The infection can happen in a few ways. People can get infected through contaminated needles and drug use. But this was not the case for Dennis, Verma added.
Infections can also happen through dental work or other invasive procedures where bad bacteria are introduced. People with weaker immune systems are also at a higher level of risk.
“In some cases, we fail either because the bacteria are too strong or because the host is weak or, in many cases, we just don’t know,” he said.
Doctors caution that time is critical when managing this type of infection.
“If you can’t get it under control quickly, heart failure, lung failure, kidney failure, the risk of having a stroke and the risk of dying is extremely high,” Verma said.
As Dennis learned, for some patients, including his case, the cause is never found.
“No one has a definitive answer.”
Verma said if the infection is caught early, in many cases it can be treated with antibiotics.
“But once it gets to that point where the valve and the heart have such destruction, there’s no antibiotics that are going to really work.

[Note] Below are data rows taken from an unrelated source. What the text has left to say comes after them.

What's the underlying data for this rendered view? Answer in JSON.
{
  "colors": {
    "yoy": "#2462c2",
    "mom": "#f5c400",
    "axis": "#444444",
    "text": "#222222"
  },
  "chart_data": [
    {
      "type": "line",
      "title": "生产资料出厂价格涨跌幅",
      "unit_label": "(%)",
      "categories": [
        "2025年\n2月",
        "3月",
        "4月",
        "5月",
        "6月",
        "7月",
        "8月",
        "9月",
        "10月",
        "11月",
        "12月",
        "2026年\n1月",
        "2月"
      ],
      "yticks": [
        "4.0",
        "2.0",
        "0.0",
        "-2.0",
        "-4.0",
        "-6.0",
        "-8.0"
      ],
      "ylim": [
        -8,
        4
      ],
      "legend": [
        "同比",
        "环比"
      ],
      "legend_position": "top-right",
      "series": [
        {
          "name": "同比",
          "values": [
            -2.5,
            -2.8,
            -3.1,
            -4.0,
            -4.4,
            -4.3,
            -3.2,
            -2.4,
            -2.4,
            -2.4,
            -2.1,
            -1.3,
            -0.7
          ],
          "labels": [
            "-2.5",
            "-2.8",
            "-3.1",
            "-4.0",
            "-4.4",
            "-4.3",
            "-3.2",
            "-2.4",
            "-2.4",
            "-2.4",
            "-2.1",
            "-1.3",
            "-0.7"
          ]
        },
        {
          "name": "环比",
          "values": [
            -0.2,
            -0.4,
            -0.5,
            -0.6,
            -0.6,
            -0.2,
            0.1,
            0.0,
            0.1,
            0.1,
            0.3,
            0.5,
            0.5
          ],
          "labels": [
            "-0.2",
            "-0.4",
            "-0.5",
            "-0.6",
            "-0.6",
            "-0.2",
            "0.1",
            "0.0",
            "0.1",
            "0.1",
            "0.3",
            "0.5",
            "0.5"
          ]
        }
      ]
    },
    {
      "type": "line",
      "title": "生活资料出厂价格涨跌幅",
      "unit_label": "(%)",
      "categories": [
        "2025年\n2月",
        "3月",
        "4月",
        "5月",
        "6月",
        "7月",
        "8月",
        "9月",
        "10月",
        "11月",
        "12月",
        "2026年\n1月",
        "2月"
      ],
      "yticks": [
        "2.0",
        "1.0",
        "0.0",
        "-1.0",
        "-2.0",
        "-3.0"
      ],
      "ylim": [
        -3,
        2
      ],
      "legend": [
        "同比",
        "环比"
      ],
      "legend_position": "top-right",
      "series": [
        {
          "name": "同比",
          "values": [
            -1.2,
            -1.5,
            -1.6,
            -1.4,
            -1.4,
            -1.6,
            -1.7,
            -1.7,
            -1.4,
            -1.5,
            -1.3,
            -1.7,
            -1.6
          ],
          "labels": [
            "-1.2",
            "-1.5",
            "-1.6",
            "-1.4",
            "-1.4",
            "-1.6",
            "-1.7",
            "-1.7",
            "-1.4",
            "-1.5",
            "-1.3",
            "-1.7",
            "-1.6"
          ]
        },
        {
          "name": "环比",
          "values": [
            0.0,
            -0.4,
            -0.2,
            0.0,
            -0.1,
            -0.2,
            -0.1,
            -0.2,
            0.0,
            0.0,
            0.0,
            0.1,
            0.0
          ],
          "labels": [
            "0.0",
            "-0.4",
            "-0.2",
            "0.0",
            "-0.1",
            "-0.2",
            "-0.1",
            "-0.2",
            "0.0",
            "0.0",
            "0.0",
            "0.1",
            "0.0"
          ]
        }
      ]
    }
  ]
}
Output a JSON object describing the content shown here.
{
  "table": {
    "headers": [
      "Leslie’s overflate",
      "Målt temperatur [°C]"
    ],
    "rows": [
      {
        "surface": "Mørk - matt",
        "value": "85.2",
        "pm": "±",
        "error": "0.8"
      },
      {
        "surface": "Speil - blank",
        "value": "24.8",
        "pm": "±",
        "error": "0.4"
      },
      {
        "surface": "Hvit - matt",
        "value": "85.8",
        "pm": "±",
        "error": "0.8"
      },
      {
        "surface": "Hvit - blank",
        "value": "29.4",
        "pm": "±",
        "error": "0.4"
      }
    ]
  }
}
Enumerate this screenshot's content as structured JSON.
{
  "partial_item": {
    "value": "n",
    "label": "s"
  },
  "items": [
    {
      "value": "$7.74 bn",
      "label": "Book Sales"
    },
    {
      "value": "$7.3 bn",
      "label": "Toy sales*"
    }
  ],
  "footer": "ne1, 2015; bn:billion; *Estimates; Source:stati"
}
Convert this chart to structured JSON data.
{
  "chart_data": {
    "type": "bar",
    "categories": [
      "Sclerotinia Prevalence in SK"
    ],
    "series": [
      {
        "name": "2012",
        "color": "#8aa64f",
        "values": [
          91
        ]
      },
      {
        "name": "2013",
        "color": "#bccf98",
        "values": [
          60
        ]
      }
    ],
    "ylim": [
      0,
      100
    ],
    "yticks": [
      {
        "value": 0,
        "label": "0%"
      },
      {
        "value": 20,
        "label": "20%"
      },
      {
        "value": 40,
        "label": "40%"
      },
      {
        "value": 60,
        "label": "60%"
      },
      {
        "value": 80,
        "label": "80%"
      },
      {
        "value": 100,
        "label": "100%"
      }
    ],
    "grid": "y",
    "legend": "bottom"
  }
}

You need definitive surgery.”
Verma said people need to be aware of signs and any potential symptoms that are out of the ordinary. Common symptoms include running a fever, feelings of malaise and fatigue and sweats or night sweats that are unusual.
“Don’t write those things off, because in many cases, these infections don’t rise to the point, you know, they don’t go from zero to 100 overnight,” Verma said.
Less common symptoms include unexplained weight loss, blood in urine, tenderness under the left rib cage, or painless red, purple or brown flat spot on the sole of a person’s feet or palms of the hands.
After 20 years in operating rooms, Verma said he is still in awe of what hearts teach him.
“Every time I open the chest and I see it, what a miraculous organ. The colors, the strength, the energy. It’s unbelievable what this organ has. And then you can see in it each time … the drive to want to beat, you know, it doesn’t want to stop.”
Dennis has made a strong recovery and has been enjoying time with his children and friends. He is also delving deeper into his photography hobby.
This Valentine’s Day will be a special one as Dennis celebrates having both a healed heart and his birthday on Feb. 14.
“It’s kind of a new lease on life is the way you look at it,” Dennis said. “One of the doctors says, ‘God has another plan for you.’ I don’t know what it is yet, but he says he wasn’t ready for me.”